For a while there it seemed as though I couldn’t listen to any call-in radio show or watch any panel of TV pundits without hearing someone say it. In any discussion of the bad economic conditions in America and/or Europe, someone would insist emphatically, austerity doesn’t work!

In context, the austerity in question was usually public austerity, that is, reductions in government spending. And the message was always clear from this particular chorus. Governments need to spend more, not less, to get their economies out of recession. If they run low on money, they should get it from corporations and the wealthy. Prominent among the chorus in the U.S. was Nobel Prize winner Paul Krugman, who can currently be heard railing against income inequality from his $225,000-per-year perch at City University of New York, where his duties are to teach one seminar a year and participate in some events organized by CUNY.

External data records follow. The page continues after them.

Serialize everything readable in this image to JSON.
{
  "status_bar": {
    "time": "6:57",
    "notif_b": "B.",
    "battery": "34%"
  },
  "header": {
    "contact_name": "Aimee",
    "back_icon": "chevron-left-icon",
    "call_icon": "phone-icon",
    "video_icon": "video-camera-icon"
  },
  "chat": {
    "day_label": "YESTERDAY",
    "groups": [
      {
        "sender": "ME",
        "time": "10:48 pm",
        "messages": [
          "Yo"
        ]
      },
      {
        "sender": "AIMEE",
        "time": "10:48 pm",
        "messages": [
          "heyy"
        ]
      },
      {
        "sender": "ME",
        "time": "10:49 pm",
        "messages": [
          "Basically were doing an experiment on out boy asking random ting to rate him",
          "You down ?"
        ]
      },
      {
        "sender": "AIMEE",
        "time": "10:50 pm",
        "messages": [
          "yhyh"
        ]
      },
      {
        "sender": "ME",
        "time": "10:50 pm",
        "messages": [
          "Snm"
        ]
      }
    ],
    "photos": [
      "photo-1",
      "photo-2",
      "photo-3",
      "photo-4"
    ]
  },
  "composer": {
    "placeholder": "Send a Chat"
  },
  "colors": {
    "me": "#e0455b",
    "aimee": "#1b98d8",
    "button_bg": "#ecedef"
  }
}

So how is this “austerity doesn’t work” idea panning out in the real world these days? If we look at the most recent issue of The Economist we find two articles that provide an interesting pair of test cases.

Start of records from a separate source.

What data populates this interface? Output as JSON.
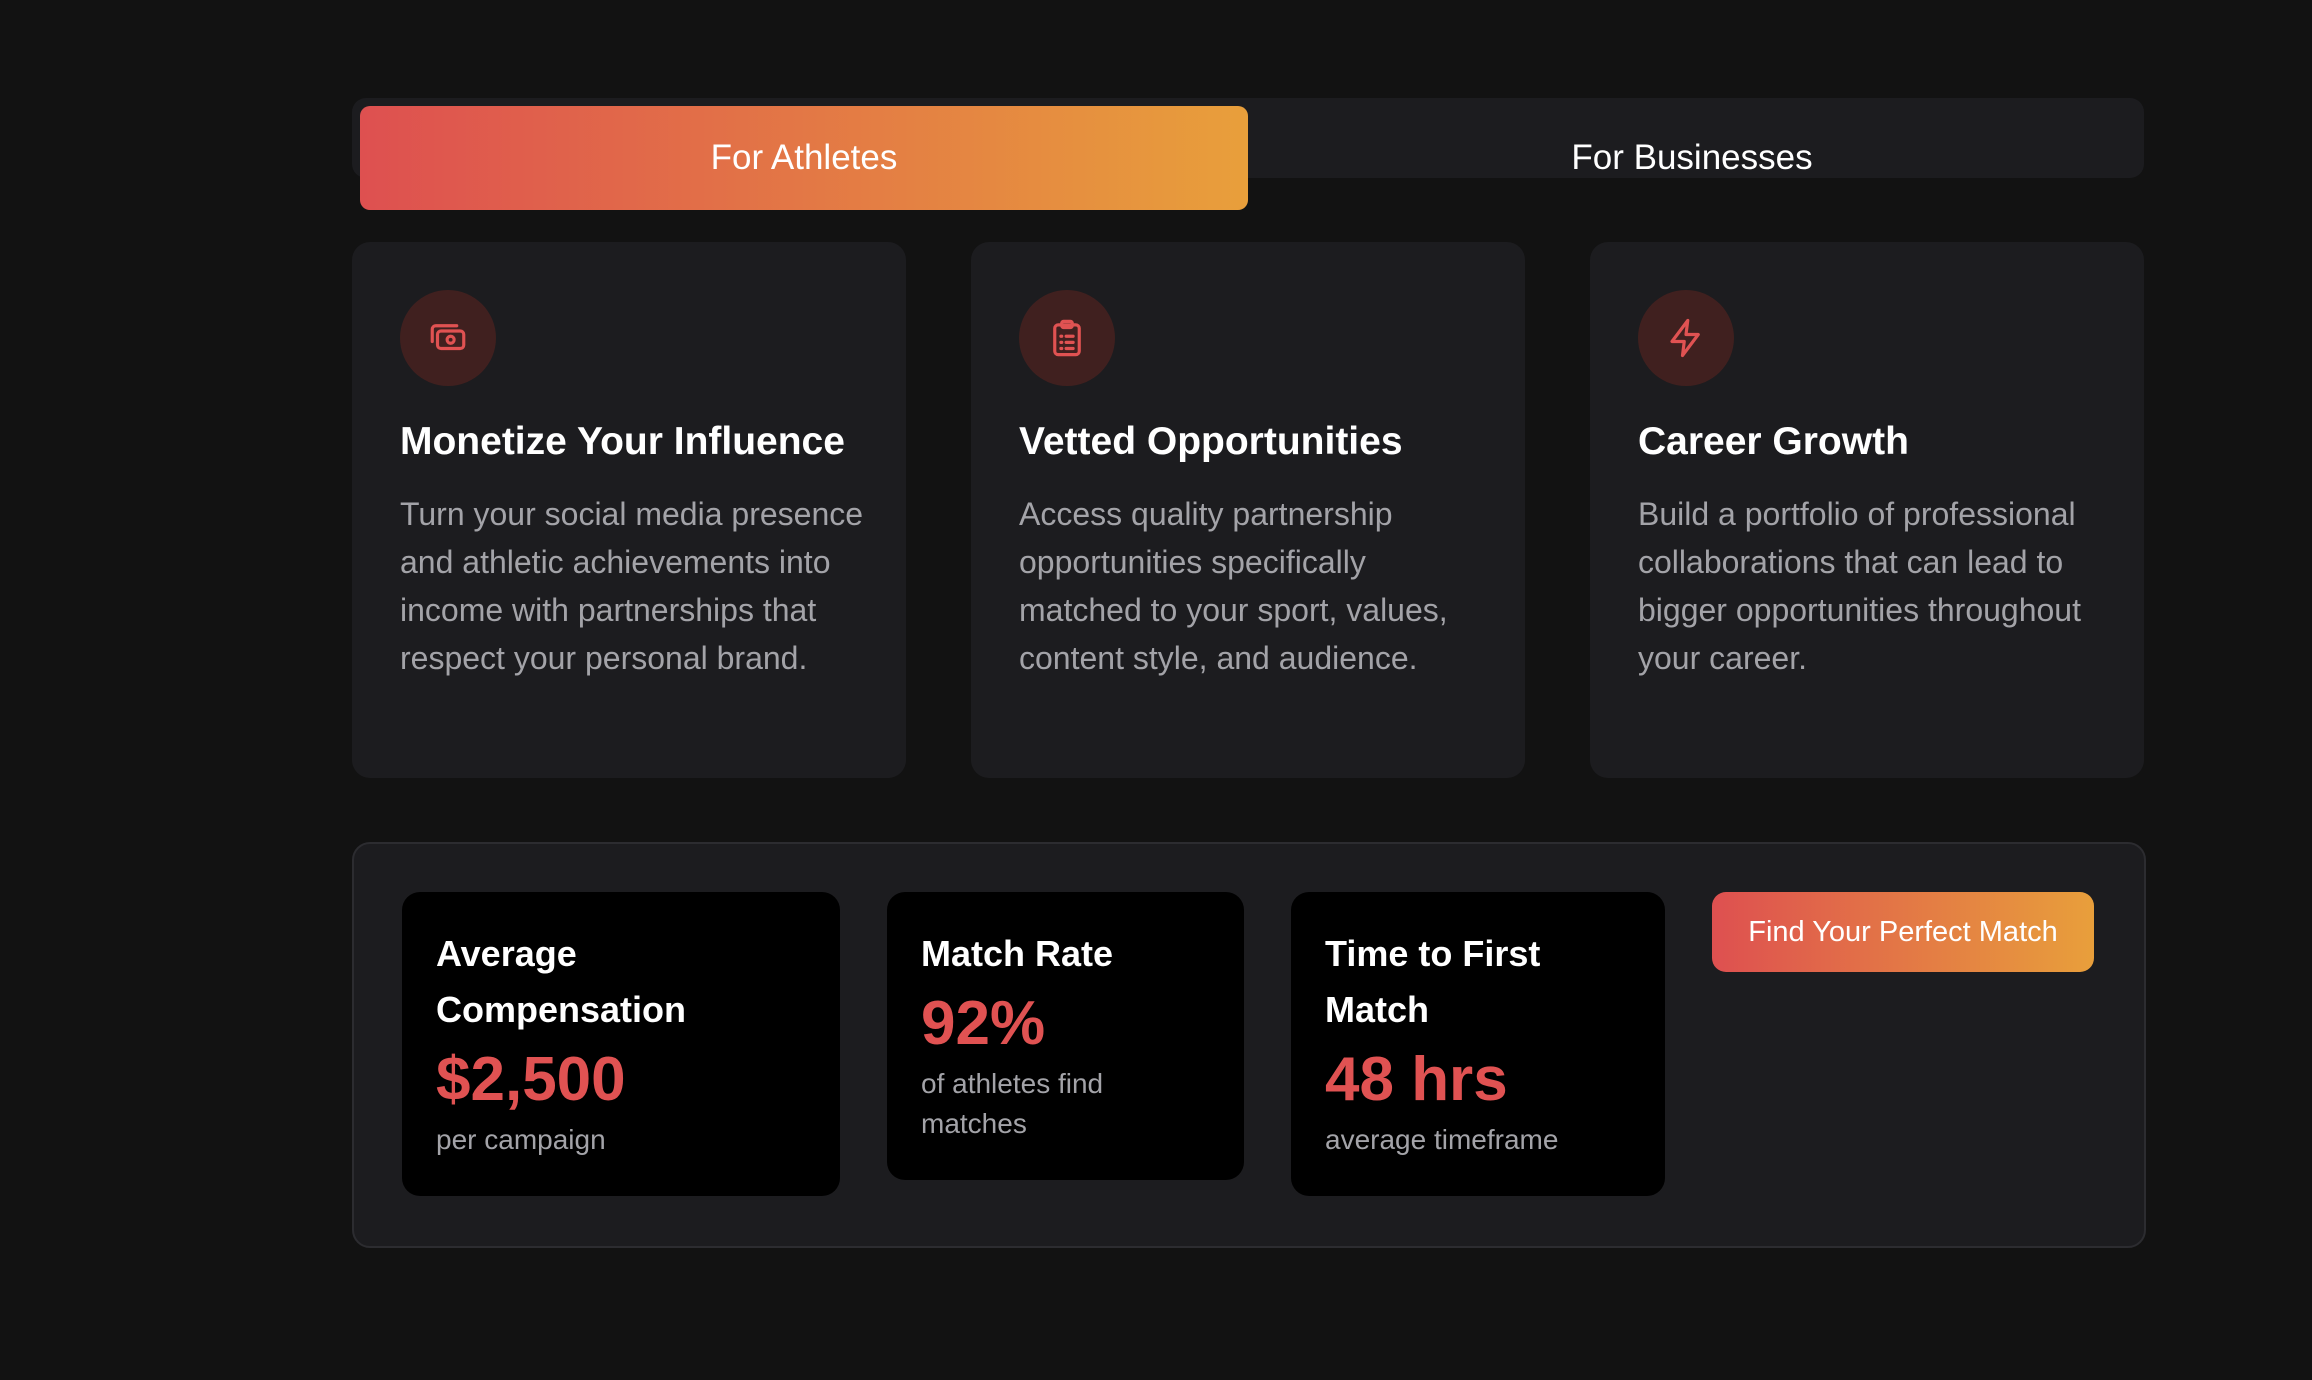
{
  "tabs": [
    {
      "label": "For Athletes",
      "active": true
    },
    {
      "label": "For Businesses",
      "active": false
    }
  ],
  "colors": {
    "accent_start": "#de5050",
    "accent_end": "#e89f3b",
    "stat_value": "#e05252",
    "background": "#121212",
    "card": "#1c1c1f"
  },
  "features": [
    {
      "icon": "money-icon",
      "title": "Monetize Your Influence",
      "description": "Turn your social media presence and athletic achievements into income with partnerships that respect your personal brand."
    },
    {
      "icon": "clipboard-list-icon",
      "title": "Vetted Opportunities",
      "description": "Access quality partnership opportunities specifically matched to your sport, values, content style, and audience."
    },
    {
      "icon": "lightning-bolt-icon",
      "title": "Career Growth",
      "description": "Build a portfolio of professional collaborations that can lead to bigger opportunities throughout your career."
    }
  ],
  "stats": [
    {
      "label_line1": "Average",
      "label_line2": "Compensation",
      "value": "$2,500",
      "sub": "per campaign"
    },
    {
      "label_line1": "Match Rate",
      "value": "92%",
      "sub_line1": "of athletes find",
      "sub_line2": "matches"
    },
    {
      "label_line1": "Time to First",
      "label_line2": "Match",
      "value": "48 hrs",
      "sub": "average timeframe"
    }
  ],
  "cta": {
    "label": "Find Your Perfect Match"
  }
}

In an article on Spain, we read that the country’s recession is over and jobs are being created. Says the magazine, “Growth is already boosting employment, opening the way to a virtuous cycle of increased demand and more job creation. Growth predictions for next year are being revised upwards, some to over 2%.” Investment is flowing back into the country. For those with short memories, Spain originally got into trouble, not unlike the country where I reside (Ireland), because of an uncontained housing bubble. The strategy for recovery that was adopted by its center-right government was widely derided as the kind of austerity that “doesn’t work.” And yet it has.

Make no mistake. There are still plenty of problems in Spain, and not everyone is feeling the effects of recovery. But it’s telling how surprised everyone is (economists always seem to be the most continually surprised of all observers) at how fast recovery in Spain started. Left-of-center critics can predictably move from their line of “austerity doesn’t work” to “the economy isn’t fair enough.”

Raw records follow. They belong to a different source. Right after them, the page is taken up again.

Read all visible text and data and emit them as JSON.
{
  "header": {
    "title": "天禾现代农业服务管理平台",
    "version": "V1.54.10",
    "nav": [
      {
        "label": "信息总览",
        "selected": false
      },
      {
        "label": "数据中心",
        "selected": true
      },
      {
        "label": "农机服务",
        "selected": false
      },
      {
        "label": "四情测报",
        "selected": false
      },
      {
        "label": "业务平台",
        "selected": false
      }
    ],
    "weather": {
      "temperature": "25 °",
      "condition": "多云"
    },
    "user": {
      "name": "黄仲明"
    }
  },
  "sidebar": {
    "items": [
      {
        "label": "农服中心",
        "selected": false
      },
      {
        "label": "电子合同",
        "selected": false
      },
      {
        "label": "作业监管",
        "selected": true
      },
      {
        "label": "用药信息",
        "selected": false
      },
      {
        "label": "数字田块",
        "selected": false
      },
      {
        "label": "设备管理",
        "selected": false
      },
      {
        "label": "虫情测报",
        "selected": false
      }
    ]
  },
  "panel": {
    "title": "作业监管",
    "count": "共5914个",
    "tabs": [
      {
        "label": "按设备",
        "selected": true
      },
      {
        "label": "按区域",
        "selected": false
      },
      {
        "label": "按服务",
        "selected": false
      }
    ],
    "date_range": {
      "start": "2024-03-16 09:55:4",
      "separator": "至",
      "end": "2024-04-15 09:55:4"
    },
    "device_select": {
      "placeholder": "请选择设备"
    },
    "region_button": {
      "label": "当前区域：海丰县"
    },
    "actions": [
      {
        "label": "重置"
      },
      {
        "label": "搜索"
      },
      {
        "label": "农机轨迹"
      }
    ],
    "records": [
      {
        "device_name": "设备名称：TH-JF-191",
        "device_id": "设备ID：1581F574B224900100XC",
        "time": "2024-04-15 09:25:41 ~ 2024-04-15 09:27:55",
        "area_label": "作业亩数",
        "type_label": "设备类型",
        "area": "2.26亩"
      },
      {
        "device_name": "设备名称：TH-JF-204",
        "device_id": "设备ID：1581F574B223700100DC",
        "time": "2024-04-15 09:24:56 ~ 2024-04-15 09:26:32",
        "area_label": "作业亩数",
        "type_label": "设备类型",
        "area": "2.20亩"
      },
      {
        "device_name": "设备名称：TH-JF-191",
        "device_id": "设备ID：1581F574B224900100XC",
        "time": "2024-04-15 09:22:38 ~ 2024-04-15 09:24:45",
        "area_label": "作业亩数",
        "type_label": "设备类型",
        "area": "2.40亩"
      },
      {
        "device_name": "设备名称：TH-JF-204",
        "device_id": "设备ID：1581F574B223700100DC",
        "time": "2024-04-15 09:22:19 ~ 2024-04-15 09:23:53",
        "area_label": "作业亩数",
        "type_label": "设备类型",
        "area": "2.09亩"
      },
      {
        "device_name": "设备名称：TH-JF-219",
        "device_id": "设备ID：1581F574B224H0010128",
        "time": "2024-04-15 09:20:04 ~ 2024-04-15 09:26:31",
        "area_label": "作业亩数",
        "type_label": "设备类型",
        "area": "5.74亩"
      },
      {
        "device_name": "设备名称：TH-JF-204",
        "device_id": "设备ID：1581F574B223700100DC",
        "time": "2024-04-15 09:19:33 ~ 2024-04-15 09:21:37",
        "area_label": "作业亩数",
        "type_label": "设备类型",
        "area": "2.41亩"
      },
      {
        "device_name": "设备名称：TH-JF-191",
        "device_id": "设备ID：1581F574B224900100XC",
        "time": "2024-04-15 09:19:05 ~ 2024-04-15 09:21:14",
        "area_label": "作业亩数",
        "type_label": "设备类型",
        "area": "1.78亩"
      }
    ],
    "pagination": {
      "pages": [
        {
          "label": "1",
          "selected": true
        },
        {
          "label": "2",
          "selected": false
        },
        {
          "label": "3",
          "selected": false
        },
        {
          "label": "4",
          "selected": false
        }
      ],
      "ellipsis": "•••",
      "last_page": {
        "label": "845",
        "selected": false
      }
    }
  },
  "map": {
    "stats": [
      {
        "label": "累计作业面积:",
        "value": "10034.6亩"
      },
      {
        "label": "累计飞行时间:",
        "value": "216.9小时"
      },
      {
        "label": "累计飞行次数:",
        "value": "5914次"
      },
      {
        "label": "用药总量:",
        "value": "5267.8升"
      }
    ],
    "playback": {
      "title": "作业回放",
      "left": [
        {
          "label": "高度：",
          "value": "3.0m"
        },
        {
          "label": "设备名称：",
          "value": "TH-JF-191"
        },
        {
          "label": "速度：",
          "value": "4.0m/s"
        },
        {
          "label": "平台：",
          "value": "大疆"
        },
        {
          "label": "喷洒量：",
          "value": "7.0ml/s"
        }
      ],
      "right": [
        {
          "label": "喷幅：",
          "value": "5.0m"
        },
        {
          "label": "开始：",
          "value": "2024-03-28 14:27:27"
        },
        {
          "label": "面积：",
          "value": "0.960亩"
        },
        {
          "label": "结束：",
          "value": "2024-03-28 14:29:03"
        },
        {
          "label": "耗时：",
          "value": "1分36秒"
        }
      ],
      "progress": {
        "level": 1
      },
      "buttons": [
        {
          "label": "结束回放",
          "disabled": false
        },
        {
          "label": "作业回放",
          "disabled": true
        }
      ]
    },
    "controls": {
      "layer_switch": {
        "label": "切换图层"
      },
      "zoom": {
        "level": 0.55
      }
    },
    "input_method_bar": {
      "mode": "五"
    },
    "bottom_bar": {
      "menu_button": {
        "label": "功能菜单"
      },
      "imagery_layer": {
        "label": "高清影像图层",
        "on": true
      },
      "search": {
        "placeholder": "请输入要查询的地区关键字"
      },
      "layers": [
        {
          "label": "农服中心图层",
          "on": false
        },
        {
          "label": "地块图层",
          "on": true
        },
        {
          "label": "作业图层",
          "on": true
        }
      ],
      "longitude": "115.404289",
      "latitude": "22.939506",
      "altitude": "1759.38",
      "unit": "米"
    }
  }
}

The Economist also has an article on France, where things are a bit different. In contrast to Spain’s government, President François Holland has pretty much followed the advice of the world’s Krugmans. When people call Holland a socialist, it is not merely a derisive epithet but actually the name of his political party. He attempted to cut his budget deficit exclusively by raising taxes on companies and on the wealthy. The result has been two years that were economically flat and an economy that ground to a virtual halt in this year’s first quarter. Investment has dropped and French companies are looking for opportunities abroad. The government’s party was pummelled in local elections and, according to the magazine, among French presidents Holland is now “the most unpopular since polling records began.” Because no party seems to have a handle on what to do about the economy, it has provided an opening for more extreme candidates on the right.

One of the ironies in the French situation is that the condition of the economy has made academics and writers who advocate various forms of wealth redistribution pretty much irrelevant. Among these is an economist named Thomas Picketty, whose theories on the inevitability of wealth inequality in his book Capital in the Twenty-First Century are pretty much ignored in his own country. But he is something of a rock star these days in the United States, where he seems to be all over the New York-based media. His fans, which include of course Paul Krugman, seem undeterred—or perhaps unaware—of the UK’s Financial Times article, in which the paper crunched his numbers and concluded they simply didn’t add up.

Experience makes it pretty clear what works economically and what doesn’t. Why then do politicians and governments pursue policies that have no track record of success? A lot of it is human nature. People want to believe that there can be a free lunch, that a society can make money by spending money instead of producing. More to the point, the Paul Krugmans of the world find that they personally can make a lot of money by telling everyone else that spending money, rather than boosting productivity, is the way to prosperity. And politicians find it is easier to get voters to vote for them if your promises involve spending money rather than tightening the government’s belt. Given all these perverse incentives, it’s amazing any government ever manages to pull itself out of a recession.

So how is the American government doing with its economic policies? Well, the latest numbers for 2014’s first quarter weren’t great. They show the economy contracted at an annualized rate of 2.9 percent. Why, after all these years of being technically in recovery, is the economy not doing better? Well, there are lots of reasons. Surprisingly, there was some bad weather last winter, so a lot of commentators are saying that explains it. After all the Obama Administration certainly did its best to follow Professor Krugman’s advice with government spending to turn the economy around. But that darn Congress lost its nerve after pumping only $17 billion more into the 2009 stimulus bill than it did into the Iraq war.

Let’s be fair. It’s still a bit soon to judge how well the administration’s economic policies are working. After all, the president is only in his sixth year in office.